Imagen momento video presunto maltrato.
Elpejeverde.com | Lanzarote, 26 de agosto de 2026
El hombre que golpeó a una perra de apenas nueve meses en una finca de San Bartolomé ha sido detenido por los agentes del SEPRONA de Lanzarote como presunto autor de un delito de maltrato animal y puesto a disposición judicial.

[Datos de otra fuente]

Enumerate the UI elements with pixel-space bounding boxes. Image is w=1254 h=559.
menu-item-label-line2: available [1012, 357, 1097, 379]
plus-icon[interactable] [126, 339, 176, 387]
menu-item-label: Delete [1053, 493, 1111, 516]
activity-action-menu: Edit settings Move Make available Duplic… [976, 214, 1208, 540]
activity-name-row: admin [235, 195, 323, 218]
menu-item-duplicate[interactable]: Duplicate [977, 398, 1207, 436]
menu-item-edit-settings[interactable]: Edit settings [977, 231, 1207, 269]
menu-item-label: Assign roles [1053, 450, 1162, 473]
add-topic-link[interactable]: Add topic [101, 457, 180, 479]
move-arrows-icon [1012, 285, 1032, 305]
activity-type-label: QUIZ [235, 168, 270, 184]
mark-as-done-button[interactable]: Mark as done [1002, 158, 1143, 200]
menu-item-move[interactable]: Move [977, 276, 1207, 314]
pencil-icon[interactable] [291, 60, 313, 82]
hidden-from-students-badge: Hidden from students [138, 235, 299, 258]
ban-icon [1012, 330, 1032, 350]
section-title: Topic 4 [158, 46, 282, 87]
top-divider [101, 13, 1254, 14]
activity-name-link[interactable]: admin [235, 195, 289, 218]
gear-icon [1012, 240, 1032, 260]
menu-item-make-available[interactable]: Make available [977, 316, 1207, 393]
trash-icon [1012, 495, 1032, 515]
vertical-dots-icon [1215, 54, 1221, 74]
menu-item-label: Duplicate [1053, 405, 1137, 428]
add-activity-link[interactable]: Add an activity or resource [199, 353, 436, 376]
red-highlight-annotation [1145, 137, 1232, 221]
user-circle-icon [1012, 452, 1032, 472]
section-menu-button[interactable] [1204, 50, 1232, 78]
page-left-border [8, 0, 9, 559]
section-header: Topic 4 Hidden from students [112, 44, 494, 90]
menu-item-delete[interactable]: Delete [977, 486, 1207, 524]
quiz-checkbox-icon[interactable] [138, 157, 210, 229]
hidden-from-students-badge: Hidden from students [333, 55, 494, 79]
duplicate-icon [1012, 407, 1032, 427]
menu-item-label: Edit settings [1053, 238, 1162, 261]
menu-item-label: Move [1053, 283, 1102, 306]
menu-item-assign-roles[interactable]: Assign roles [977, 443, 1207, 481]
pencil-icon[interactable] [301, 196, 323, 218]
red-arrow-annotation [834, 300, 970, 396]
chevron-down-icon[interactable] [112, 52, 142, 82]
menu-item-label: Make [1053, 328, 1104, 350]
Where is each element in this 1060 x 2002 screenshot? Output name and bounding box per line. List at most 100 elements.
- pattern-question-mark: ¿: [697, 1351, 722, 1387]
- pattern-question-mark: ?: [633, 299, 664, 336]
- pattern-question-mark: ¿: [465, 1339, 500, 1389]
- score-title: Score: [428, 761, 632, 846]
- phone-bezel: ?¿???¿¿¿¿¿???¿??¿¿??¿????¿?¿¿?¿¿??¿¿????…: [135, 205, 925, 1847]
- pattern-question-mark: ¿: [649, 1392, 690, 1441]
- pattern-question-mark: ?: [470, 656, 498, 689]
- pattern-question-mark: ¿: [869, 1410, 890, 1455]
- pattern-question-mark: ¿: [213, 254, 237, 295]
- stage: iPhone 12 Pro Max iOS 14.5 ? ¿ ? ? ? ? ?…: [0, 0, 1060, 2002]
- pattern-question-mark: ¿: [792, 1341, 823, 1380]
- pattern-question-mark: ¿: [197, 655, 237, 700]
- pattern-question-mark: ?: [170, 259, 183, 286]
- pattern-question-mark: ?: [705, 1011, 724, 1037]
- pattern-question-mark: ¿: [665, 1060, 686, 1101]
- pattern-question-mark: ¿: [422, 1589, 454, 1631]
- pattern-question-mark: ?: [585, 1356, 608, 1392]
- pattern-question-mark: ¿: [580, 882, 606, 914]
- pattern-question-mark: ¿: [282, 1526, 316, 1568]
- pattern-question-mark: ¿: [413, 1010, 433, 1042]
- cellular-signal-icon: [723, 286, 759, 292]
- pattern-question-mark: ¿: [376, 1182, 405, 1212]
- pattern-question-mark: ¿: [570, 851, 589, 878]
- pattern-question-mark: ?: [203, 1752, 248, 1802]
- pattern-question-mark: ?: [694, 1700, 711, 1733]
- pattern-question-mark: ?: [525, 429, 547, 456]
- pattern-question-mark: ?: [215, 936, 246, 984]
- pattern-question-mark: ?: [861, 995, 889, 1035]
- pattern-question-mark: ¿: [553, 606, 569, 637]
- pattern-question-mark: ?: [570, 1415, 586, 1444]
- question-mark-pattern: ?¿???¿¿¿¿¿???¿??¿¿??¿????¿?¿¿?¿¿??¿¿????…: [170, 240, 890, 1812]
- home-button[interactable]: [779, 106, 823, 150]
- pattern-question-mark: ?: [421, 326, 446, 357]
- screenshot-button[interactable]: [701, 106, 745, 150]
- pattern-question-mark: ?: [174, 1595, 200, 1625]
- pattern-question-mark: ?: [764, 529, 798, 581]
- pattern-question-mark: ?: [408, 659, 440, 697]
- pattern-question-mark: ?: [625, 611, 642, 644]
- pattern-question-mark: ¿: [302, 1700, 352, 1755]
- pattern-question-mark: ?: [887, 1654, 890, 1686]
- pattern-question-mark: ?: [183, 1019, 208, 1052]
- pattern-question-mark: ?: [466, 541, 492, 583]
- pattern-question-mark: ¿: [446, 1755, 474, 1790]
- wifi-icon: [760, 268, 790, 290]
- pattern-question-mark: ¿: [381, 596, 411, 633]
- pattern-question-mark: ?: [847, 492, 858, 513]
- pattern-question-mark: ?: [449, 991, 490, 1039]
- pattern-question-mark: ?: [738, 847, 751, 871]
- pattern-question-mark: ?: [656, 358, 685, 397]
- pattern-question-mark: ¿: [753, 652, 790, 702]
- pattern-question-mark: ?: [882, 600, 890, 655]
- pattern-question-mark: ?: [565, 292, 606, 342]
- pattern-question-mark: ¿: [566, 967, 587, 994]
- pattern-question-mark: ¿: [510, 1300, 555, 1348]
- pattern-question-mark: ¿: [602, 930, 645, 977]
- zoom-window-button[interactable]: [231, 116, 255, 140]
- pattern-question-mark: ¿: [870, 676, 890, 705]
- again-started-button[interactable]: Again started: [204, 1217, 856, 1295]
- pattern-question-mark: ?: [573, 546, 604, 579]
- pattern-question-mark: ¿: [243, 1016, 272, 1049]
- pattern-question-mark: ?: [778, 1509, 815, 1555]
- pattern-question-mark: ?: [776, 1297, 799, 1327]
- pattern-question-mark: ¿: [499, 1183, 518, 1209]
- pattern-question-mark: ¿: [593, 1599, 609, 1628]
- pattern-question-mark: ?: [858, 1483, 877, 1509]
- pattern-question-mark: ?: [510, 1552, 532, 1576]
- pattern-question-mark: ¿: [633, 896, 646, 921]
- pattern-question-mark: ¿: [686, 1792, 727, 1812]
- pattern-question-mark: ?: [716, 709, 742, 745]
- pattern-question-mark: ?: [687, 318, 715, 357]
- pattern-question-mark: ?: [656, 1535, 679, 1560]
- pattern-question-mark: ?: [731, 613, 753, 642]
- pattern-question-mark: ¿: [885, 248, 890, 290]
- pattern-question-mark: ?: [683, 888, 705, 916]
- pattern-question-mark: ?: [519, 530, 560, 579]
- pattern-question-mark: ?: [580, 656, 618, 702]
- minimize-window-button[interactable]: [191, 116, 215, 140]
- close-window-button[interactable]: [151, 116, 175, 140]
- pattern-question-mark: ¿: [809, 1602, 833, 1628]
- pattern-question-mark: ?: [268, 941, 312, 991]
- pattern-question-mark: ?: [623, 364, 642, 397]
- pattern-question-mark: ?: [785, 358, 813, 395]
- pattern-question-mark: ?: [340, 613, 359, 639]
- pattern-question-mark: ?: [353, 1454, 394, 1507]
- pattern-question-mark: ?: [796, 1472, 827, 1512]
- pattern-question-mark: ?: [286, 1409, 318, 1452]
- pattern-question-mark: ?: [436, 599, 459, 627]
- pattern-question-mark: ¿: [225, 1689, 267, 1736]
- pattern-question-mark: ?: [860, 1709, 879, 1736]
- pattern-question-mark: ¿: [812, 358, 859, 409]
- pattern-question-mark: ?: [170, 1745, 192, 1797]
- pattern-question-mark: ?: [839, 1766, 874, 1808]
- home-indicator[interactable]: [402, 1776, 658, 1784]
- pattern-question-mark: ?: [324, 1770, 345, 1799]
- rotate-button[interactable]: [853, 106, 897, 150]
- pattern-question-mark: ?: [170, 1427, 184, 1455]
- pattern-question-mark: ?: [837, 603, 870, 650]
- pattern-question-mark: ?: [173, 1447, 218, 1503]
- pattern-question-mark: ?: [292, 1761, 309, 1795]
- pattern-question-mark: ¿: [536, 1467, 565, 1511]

La actuación se inició después de que se difundieran las imágenes en las que, presuntamente, el detenido golpeaba violentamente al animal y lo lanzaba contra la caja de una camioneta.
El director insular de la Administración General del Estado, Pedro Viera, ha sido contundente: "El maltrato animal no es una forma de educar y no puede quedar impune. La protección de los animales y la lucha contra cualquier forma de violencia hacia ellos requieren una respuesta firme".
Lo que hizo la Policía Local y lo que no hizo
La secuencia importa. Fue la asociación ADEMAL Lanzarote la que denunció los hechos tras hacerse públicas las grabaciones, solicitando la incautación cautelar de la perra y una inspección urgente. La Policía Local de San Bartolomé intervino y puso a salvo al animal. Hasta ahí, correcto: el rescate fue rápido y la perra quedó protegida.
Pero, según ha podido saber Elpejeverde.com, la Policía Local no procedió a la detención del presunto maltratador. Fueron los agentes del SEPRONA quienes, tras conocer el caso, practicaron la detención, esclarecieron los hechos y pusieron al detenido a disposición judicial.
¿Podía la Policía Local haber detenido?
La respuesta jurídica es sí, sin matices. El maltrato animal es un delito público perseguible de oficio: no es precisa denuncia para comenzar las actuaciones, y basta con el conocimiento que tenga el agente actuante, por cualquier medio, para que nazca la obligación de transmitirlo a la autoridad judicial. Más aún: no tramitar la noticia de un delito a la autoridad judicial puede constituir el delito de omisión del deber de perseguir delitos, previsto en el artículo 408 del Código Penal.
La Ley Orgánica 2/1986 de Fuerzas y Cuerpos de Seguridad establece en su artículo 53 la obligación de la Policía Local de participar en las funciones de policía judicial y efectuar diligencias de prevención y cuantas actuaciones tiendan a evitar la comisión de actos delictivos. Y la doctrina es unánime: las policías locales son competentes para prevenir e intervenir en casos de maltrato animal, tanto a nivel administrativo como penal, y tienen el deber y la obligación de velar por la protección y el bienestar animal.
Es decir: cuando la Policía Local de San Bartolomé tuvo conocimiento de las imágenes y rescató al animal, tenía ante sí un presunto delito flagrante con prueba videográfica. La ley le habilitaba —y le obligaba— a practicar las diligencias de prevención, identificar al presunto autor y, en su caso, proceder a la detención o, como mínimo, elaborar el atestado y ponerlo en conocimiento del juzgado de guardia.
La perra está a salvo; la pregunta, no
La perra, de nueve meses, está fuera de peligro. ADEMAL considera que los hechos son constitutivos de un delito de maltrato animal y recuerda que "golpear a un animal no puede considerarse un método para educarlo". El detenido queda ahora a disposición del juzgado.
Lo que queda en el aire es la pregunta que da título a esta crónica: si la ley dice que cualquier policía debe actuar de oficio ante un maltrato animal, ¿por qué en San Bartolomé llamaron al SEPRONA? La respuesta puede ser operativa, puede ser de criterio, puede ser de protocolo interno. Pero mientras no se dé, la imagen que queda es la de una actuación incompleta y un SEPRONA que hizo lo que otros no quisieron o no supieron o no pudieron por algún motivo hacer.